Asked if he has any second thoughts about his decision not to seek reelection, Dayton said, “No, but ask me in two years and I might have a different view. But I don’t think I will. I feel I made the right decision.”

Then, after a long pause, he added, “I don’t know how to say this. My own inclinations don’t lend themselves to making deals in the Senate. Those closest to the middle, by conviction or conscience, are those able to come out ahead in politics. My own politics are not conducive to that. I’m not good at making backroom deals, so I’m not well-suited for this particular time in this body. It’s a great institution, and I have great respect for the people in it, but I guess I’m not right for the tenor of the times.

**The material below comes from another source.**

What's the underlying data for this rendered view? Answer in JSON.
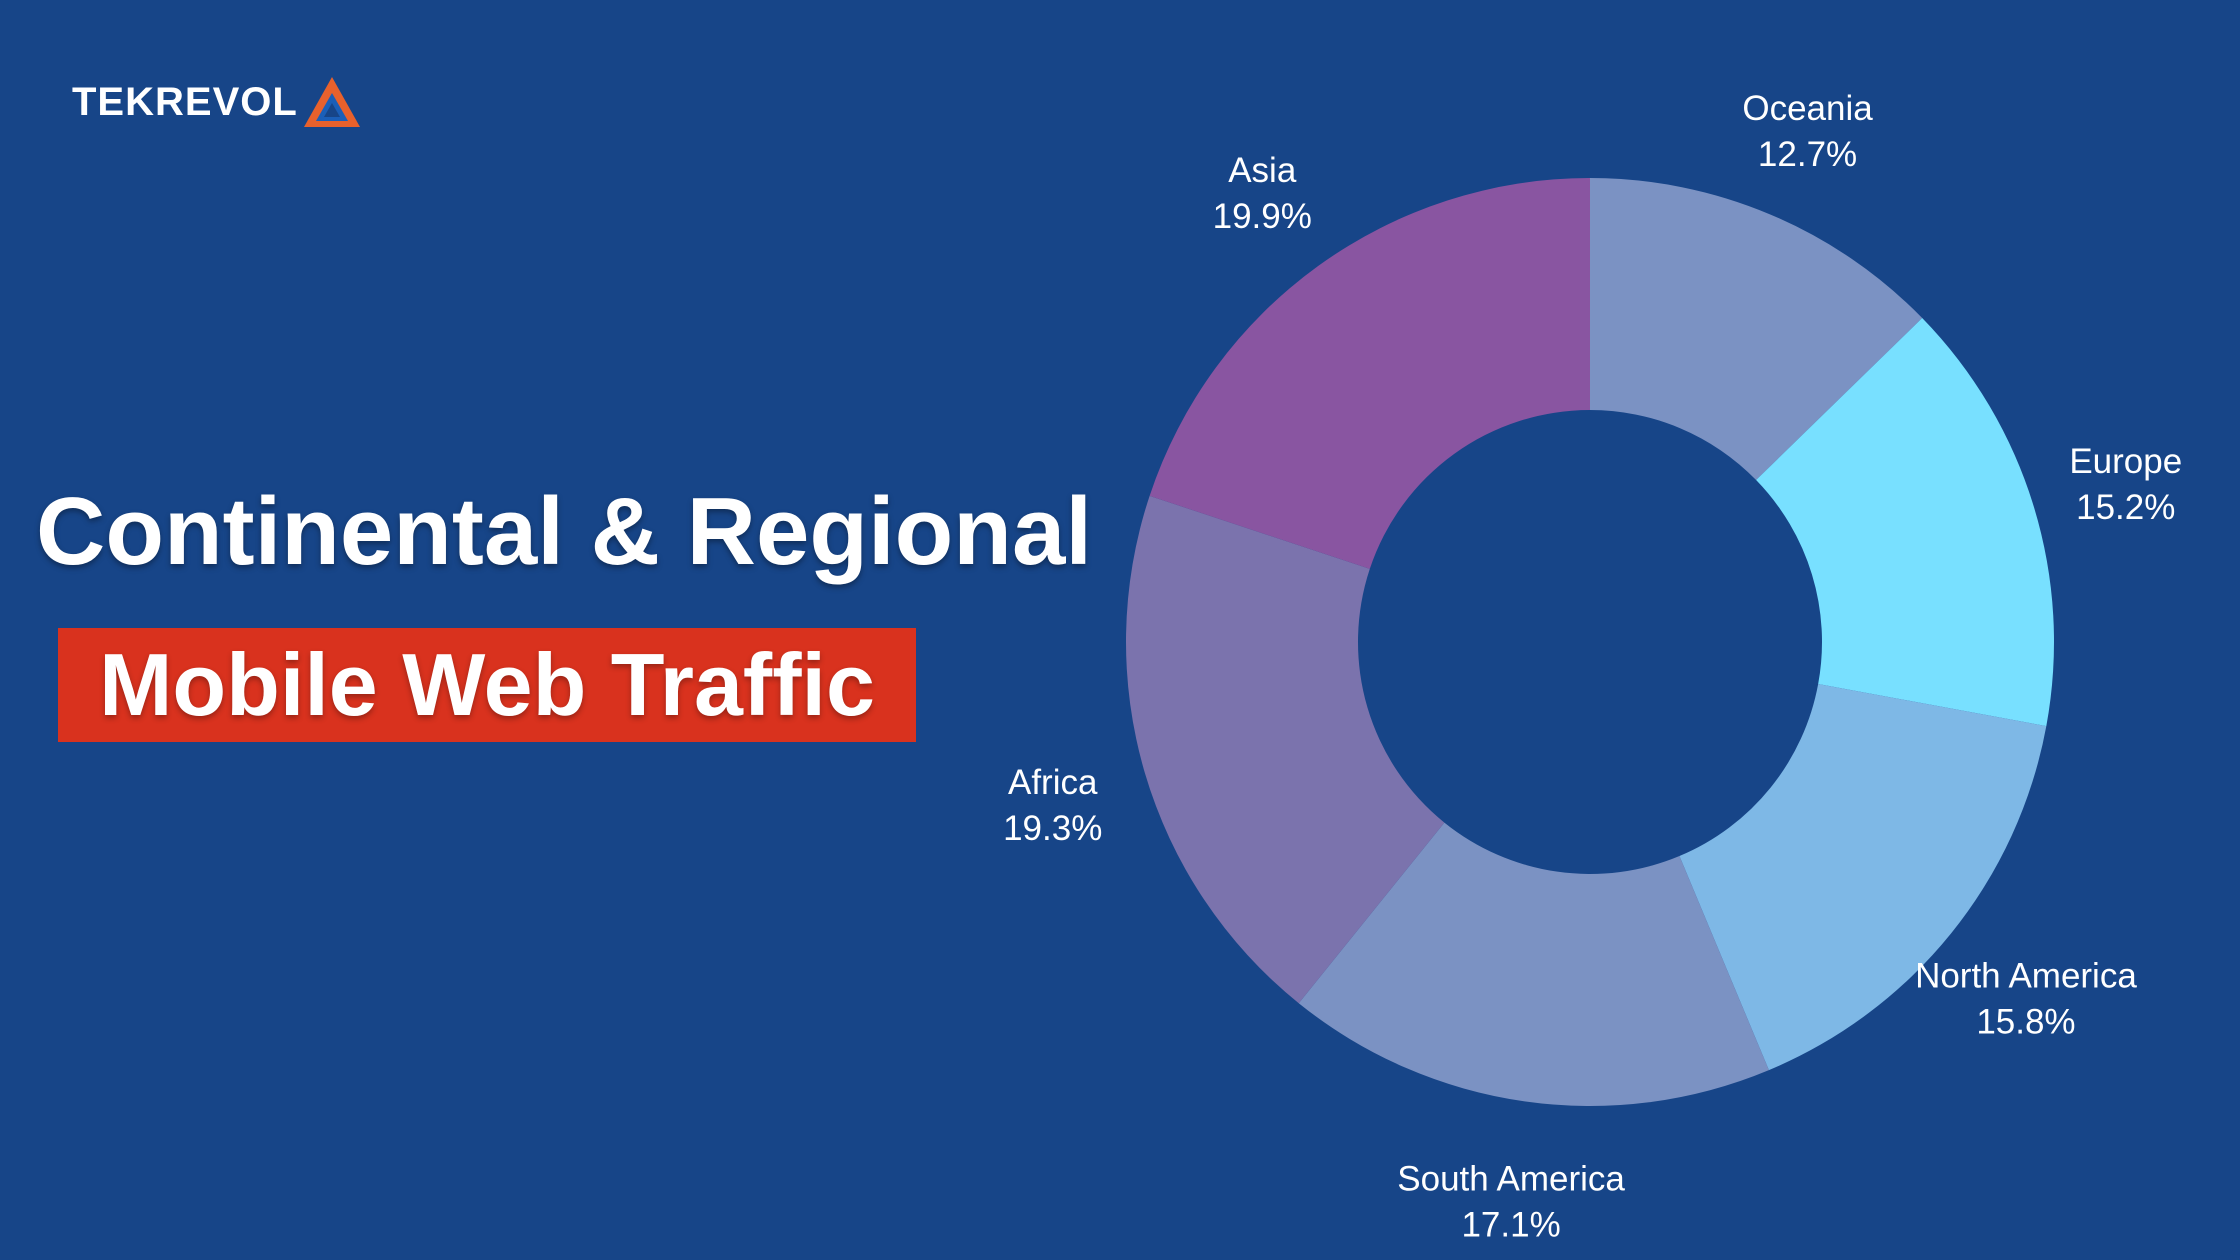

“As [Sen.] Pat Roberts [R-Kan.] said when I first got here, everybody gets here for a reason. Nobody arrives by accident, and you should look at each member of the Senate as having earned that opportunity. I have a great deal of respect for every member. There’s no reason I should agree with their views or they should agree with mine.”

Dayton said he has no idea what he will do when he leaves the Senate, except that he will return to Minnesota and become involved in some type of public service.

“ I like the job I have now, and I’m going to focus on the time I have left in the Senate,” he said. “I think about it occasionally, and as the time comes I probably will think about it more.”